Former plus et mieux

Accueil

Former plus et mieux

Former plus et mieux

Former plus et mieux et à tous niveaux aux sciences de l’eau

Sur le sujet de l’éducation, nous estimons nécessaire de concevoir et coordonner un effort novateur en matière d’éducation et de transmission de la connaissance et des savoirs, au profit notamment des acteurs locaux.

Depuis la fin de l’époque coloniale et jusqu’à très récemment, les experts « eaux souterraines » intervenant dans le Sahel restent principalement des experts occidentaux , et ce bien que de très nombreux étudiants des pays du Sahel aient été formés à l’hydrogéologie des zones arides en particulier.
Il convient donc de s’interroger sur les actions actuelles et futures à conduire pour apporter une formation appliquée et pertinente visant à renforcer les capacités des services nationaux et des administrations dans le domaine de la connaissance de la ressource en eau souterraine, de sa protection et de sa gestion.

 

À ce titre, sans doute conviendrait-il de s’intéresser au suivi des étudiants sahéliens en hydrogéologie intégrant les universités européennes, par exemple, via un tuteur qui leur assurerait une place dans les principaux bureaux d’étude en Europe, au cours de leurs premières années d’expérience professionnelle. Cette solution leur permettrait alors de construire un réseau de pairs techniques et d’acquérir une expérience de niveau international avant d’intervenir, par exemple, dans l’administration de leur pays d’origine. L’élévation du niveau technique des acteurs locaux permettrait aussi de garantir un bon niveau d’appropriation par les bénéficiaires des solutions techniques mises en place et des modalités de gouvernance agréées. En parallèle, il pourrait être proposé de soutenir les formations en hydrogéologie dans les pays concernés.
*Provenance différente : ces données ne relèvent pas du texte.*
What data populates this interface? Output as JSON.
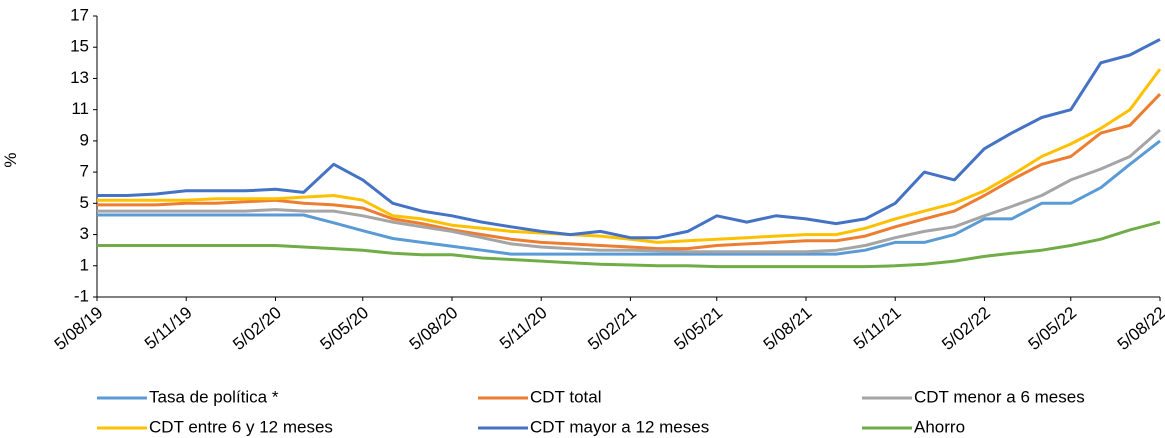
{
  "chart_data": {
    "type": "line",
    "ylabel": "%",
    "x": [
      "5/08/19",
      "5/09/19",
      "5/10/19",
      "5/11/19",
      "5/12/19",
      "5/01/20",
      "5/02/20",
      "5/03/20",
      "5/04/20",
      "5/05/20",
      "5/06/20",
      "5/07/20",
      "5/08/20",
      "5/09/20",
      "5/10/20",
      "5/11/20",
      "5/12/20",
      "5/01/21",
      "5/02/21",
      "5/03/21",
      "5/04/21",
      "5/05/21",
      "5/06/21",
      "5/07/21",
      "5/08/21",
      "5/09/21",
      "5/10/21",
      "5/11/21",
      "5/12/21",
      "5/01/22",
      "5/02/22",
      "5/03/22",
      "5/04/22",
      "5/05/22",
      "5/06/22",
      "5/07/22",
      "5/08/22"
    ],
    "xticks": [
      "5/08/19",
      "5/11/19",
      "5/02/20",
      "5/05/20",
      "5/08/20",
      "5/11/20",
      "5/02/21",
      "5/05/21",
      "5/08/21",
      "5/11/21",
      "5/02/22",
      "5/05/22",
      "5/08/22"
    ],
    "ylim": [
      -1,
      17
    ],
    "yticks": [
      -1,
      1,
      3,
      5,
      7,
      9,
      11,
      13,
      15,
      17
    ],
    "series": [
      {
        "name": "Tasa de política *",
        "color": "#5b9bd5",
        "values": [
          4.25,
          4.25,
          4.25,
          4.25,
          4.25,
          4.25,
          4.25,
          4.25,
          3.75,
          3.25,
          2.75,
          2.5,
          2.25,
          2.0,
          1.75,
          1.75,
          1.75,
          1.75,
          1.75,
          1.75,
          1.75,
          1.75,
          1.75,
          1.75,
          1.75,
          1.75,
          2.0,
          2.5,
          2.5,
          3.0,
          4.0,
          4.0,
          5.0,
          5.0,
          6.0,
          7.5,
          9.0
        ]
      },
      {
        "name": "CDT total",
        "color": "#ed7d31",
        "values": [
          4.9,
          4.9,
          4.9,
          5.0,
          5.0,
          5.1,
          5.2,
          5.0,
          4.9,
          4.7,
          4.0,
          3.7,
          3.3,
          3.0,
          2.7,
          2.5,
          2.4,
          2.3,
          2.2,
          2.1,
          2.1,
          2.3,
          2.4,
          2.5,
          2.6,
          2.6,
          2.9,
          3.5,
          4.0,
          4.5,
          5.5,
          6.5,
          7.5,
          8.0,
          9.5,
          10.0,
          12.0
        ]
      },
      {
        "name": "CDT menor a 6 meses",
        "color": "#a5a5a5",
        "values": [
          4.5,
          4.5,
          4.5,
          4.5,
          4.5,
          4.5,
          4.6,
          4.5,
          4.5,
          4.2,
          3.8,
          3.5,
          3.2,
          2.8,
          2.4,
          2.2,
          2.1,
          2.0,
          2.0,
          1.95,
          1.9,
          1.9,
          1.9,
          1.9,
          1.9,
          2.0,
          2.3,
          2.8,
          3.2,
          3.5,
          4.2,
          4.8,
          5.5,
          6.5,
          7.2,
          8.0,
          9.7
        ]
      },
      {
        "name": "CDT entre 6 y 12 meses",
        "color": "#ffc000",
        "values": [
          5.2,
          5.2,
          5.2,
          5.2,
          5.3,
          5.3,
          5.3,
          5.4,
          5.5,
          5.2,
          4.2,
          4.0,
          3.6,
          3.4,
          3.2,
          3.1,
          3.0,
          2.9,
          2.7,
          2.5,
          2.6,
          2.7,
          2.8,
          2.9,
          3.0,
          3.0,
          3.4,
          4.0,
          4.5,
          5.0,
          5.8,
          6.8,
          8.0,
          8.8,
          9.8,
          11.0,
          13.6
        ]
      },
      {
        "name": "CDT mayor a 12 meses",
        "color": "#4472c4",
        "values": [
          5.5,
          5.5,
          5.6,
          5.8,
          5.8,
          5.8,
          5.9,
          5.7,
          7.5,
          6.5,
          5.0,
          4.5,
          4.2,
          3.8,
          3.5,
          3.2,
          3.0,
          3.2,
          2.8,
          2.8,
          3.2,
          4.2,
          3.8,
          4.2,
          4.0,
          3.7,
          4.0,
          5.0,
          7.0,
          6.5,
          8.5,
          9.5,
          10.5,
          11.0,
          14.0,
          14.5,
          15.5
        ]
      },
      {
        "name": "Ahorro",
        "color": "#70ad47",
        "values": [
          2.3,
          2.3,
          2.3,
          2.3,
          2.3,
          2.3,
          2.3,
          2.2,
          2.1,
          2.0,
          1.8,
          1.7,
          1.7,
          1.5,
          1.4,
          1.3,
          1.2,
          1.1,
          1.05,
          1.0,
          1.0,
          0.95,
          0.95,
          0.95,
          0.95,
          0.95,
          0.95,
          1.0,
          1.1,
          1.3,
          1.6,
          1.8,
          2.0,
          2.3,
          2.7,
          3.3,
          3.8
        ]
      }
    ]
  }
}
Nous estimons pour cela nécessaire de renforcer la capacité institutionnelle des États subsahariens et l’aptitude à conduire des transformations, facteur déterminant du développement à long terme. Dans ce cadre, les acteurs de l’aide au développement sont conviés à s’insérer dans les stratégies nationales et à rechercher systématiquement une harmonisation (Azoulay 2011), à se conformer aux modalités de contrôle et de suivi du pays pour évaluer les objectifs et les résultats d’un programme national.
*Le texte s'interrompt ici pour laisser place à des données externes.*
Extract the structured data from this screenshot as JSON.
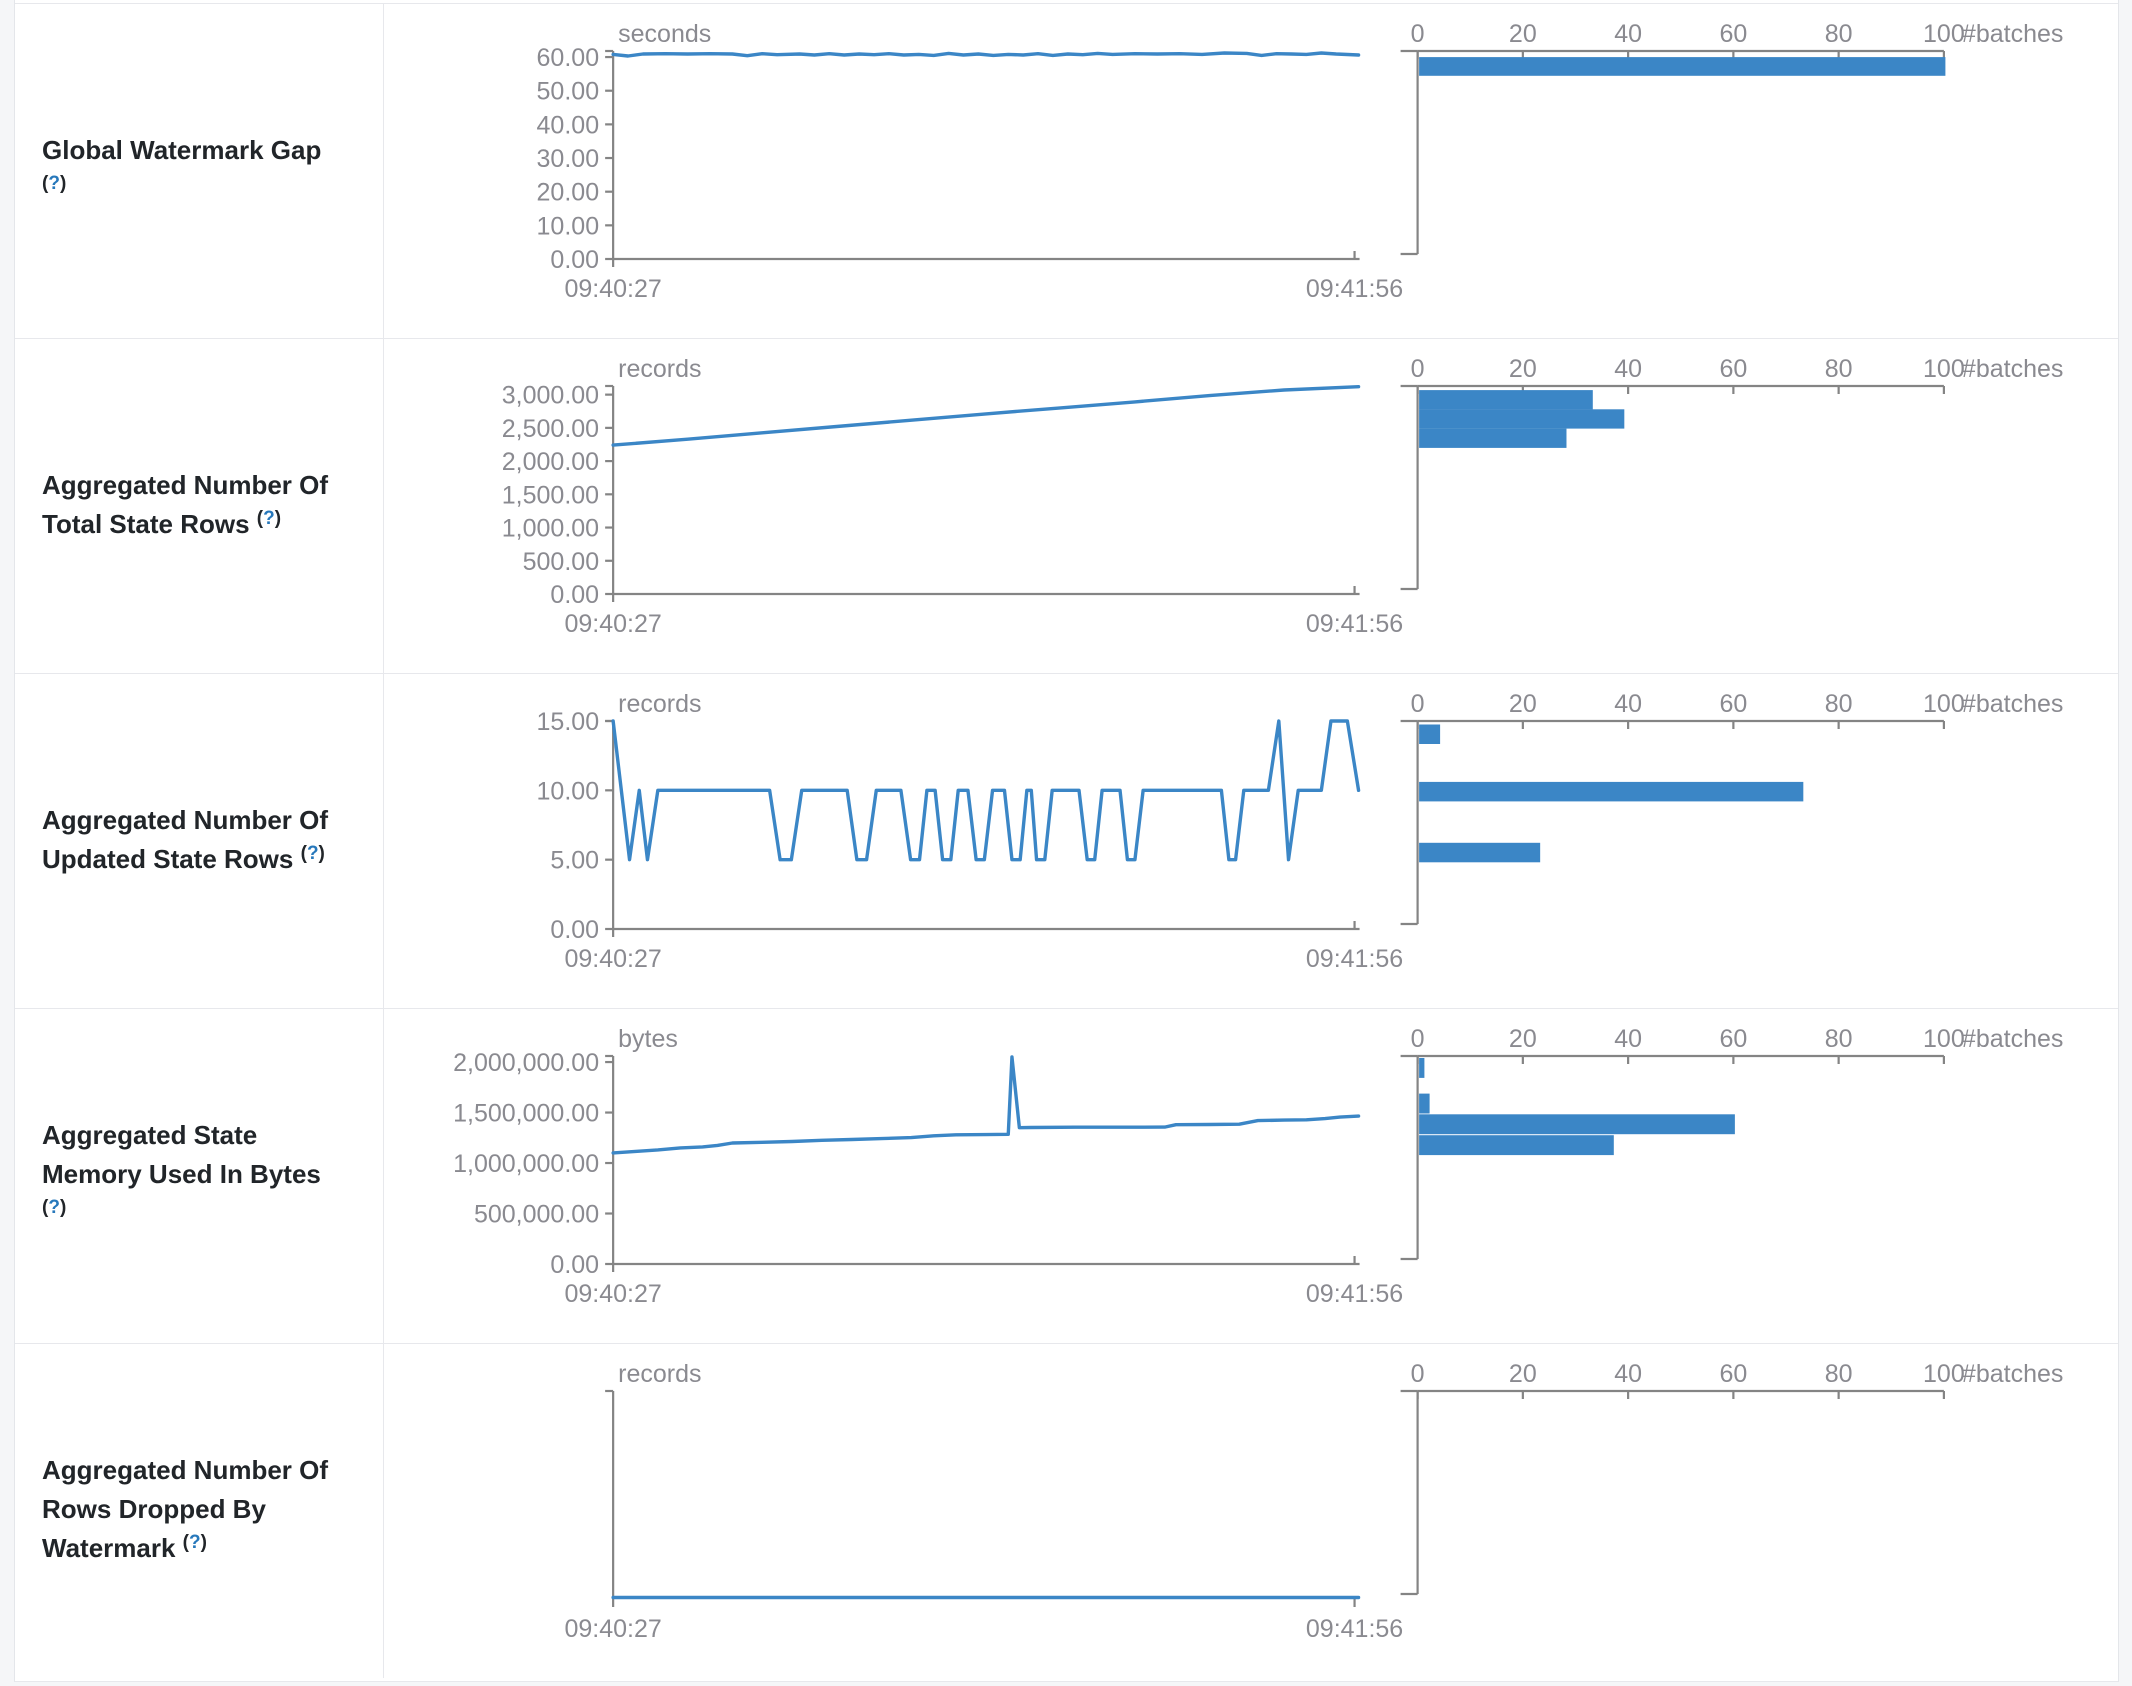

Il apparaît également nécessaire que les acteurs académiques et techniques des pays européens, universités et bureaux d’études en particulier,

  1. S’engagent avec leurs partenaires du G5 Sahel dans un vaste programme de coopération scientifique entre universités et organismes de recherche concernés,
  2. Proposent des parcours d’enseignement supérieur pour toutes les matières concernées en accueillant notamment des étudiants au niveau Master et des doctorantes et doctorants originaires des pays du G5 Sahel,
  3. Mettent en place des dispositifs de formation continue,
  4. Lancent un vaste chantier prospectif sur la question des ressources et de l’exploitation de l’eau au Sahel.

 

L’évolution des compétences, le niveau des connaissances transmis, la qualité des cursus de formation mis à disposition et effectués, le nombre de personnes formées, constitueraient des indicateurs privilégiés de ces programmes. L’expérience montre en effet que l’appropriation est toujours difficile avec une approche projet, même lorsque le projet est élaboré au plus près des bénéficiaires (on se référera aux très nombreux projets WASH portés par des ONG et mis en place sans l’intervention des institutions locales).
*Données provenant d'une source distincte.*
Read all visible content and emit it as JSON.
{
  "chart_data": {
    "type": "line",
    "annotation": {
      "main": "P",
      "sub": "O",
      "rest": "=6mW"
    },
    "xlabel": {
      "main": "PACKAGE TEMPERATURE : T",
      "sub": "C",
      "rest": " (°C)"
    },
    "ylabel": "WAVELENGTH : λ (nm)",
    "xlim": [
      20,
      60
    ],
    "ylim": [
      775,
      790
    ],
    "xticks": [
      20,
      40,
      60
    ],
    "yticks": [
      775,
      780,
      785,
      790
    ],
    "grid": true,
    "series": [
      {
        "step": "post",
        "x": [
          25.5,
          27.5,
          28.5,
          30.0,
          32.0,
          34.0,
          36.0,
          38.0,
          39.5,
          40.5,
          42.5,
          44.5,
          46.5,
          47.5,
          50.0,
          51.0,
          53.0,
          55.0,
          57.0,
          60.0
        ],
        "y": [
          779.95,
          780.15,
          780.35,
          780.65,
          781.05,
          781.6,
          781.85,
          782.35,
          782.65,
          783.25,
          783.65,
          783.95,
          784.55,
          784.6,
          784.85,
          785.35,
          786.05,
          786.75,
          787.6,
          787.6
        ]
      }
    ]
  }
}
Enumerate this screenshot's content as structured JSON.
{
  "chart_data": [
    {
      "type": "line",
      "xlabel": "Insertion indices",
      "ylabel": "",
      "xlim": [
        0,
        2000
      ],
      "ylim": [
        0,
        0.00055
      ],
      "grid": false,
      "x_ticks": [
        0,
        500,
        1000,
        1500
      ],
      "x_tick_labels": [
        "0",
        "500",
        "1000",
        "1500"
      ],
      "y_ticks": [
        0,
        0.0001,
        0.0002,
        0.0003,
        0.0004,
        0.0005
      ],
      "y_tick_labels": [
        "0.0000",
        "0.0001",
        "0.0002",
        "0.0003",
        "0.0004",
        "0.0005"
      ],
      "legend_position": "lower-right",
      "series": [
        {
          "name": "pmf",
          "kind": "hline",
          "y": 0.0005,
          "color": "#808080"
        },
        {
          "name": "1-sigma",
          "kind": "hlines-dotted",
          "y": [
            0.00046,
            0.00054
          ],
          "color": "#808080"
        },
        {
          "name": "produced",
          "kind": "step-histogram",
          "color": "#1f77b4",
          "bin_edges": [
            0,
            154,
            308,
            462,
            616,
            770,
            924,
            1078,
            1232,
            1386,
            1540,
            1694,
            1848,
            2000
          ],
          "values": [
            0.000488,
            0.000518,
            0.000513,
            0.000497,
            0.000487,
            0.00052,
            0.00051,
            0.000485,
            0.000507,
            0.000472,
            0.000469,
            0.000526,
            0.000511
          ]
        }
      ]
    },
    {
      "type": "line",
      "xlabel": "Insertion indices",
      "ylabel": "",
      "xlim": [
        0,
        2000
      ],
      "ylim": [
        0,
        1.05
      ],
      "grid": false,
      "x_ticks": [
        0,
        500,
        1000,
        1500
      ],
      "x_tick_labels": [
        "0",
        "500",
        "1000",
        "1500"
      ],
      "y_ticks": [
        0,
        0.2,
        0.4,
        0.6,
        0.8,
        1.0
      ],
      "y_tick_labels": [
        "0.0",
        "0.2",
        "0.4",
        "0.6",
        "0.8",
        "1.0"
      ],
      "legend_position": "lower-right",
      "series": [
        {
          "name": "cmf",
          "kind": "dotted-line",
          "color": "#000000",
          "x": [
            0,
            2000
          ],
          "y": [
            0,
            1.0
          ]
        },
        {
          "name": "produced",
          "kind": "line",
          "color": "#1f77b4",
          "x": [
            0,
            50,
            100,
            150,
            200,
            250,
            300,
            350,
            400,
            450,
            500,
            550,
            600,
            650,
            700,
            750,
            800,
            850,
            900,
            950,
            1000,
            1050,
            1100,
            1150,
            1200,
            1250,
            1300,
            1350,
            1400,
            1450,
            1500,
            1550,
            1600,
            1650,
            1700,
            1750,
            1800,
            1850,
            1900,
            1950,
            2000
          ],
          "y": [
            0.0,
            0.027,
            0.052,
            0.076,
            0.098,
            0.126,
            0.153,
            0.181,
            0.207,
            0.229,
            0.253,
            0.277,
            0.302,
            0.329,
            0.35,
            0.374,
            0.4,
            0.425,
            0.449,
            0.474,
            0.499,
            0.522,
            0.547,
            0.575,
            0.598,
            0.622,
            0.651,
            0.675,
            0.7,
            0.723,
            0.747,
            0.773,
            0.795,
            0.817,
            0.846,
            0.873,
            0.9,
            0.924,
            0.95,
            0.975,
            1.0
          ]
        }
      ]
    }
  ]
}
L’appropriation des solutions et des infrastructures, et la durabilité qui y est associée, sont en effet intimement liées aux sentiments d’appartenance nationale et d’indépendance technique et financière, d’où l’impérieuse nécessité de renforcer et de mieux valoriser la coopération universitaire dans le secteur de l’eau, et de trouver pour cela les sources ad hoc de financement.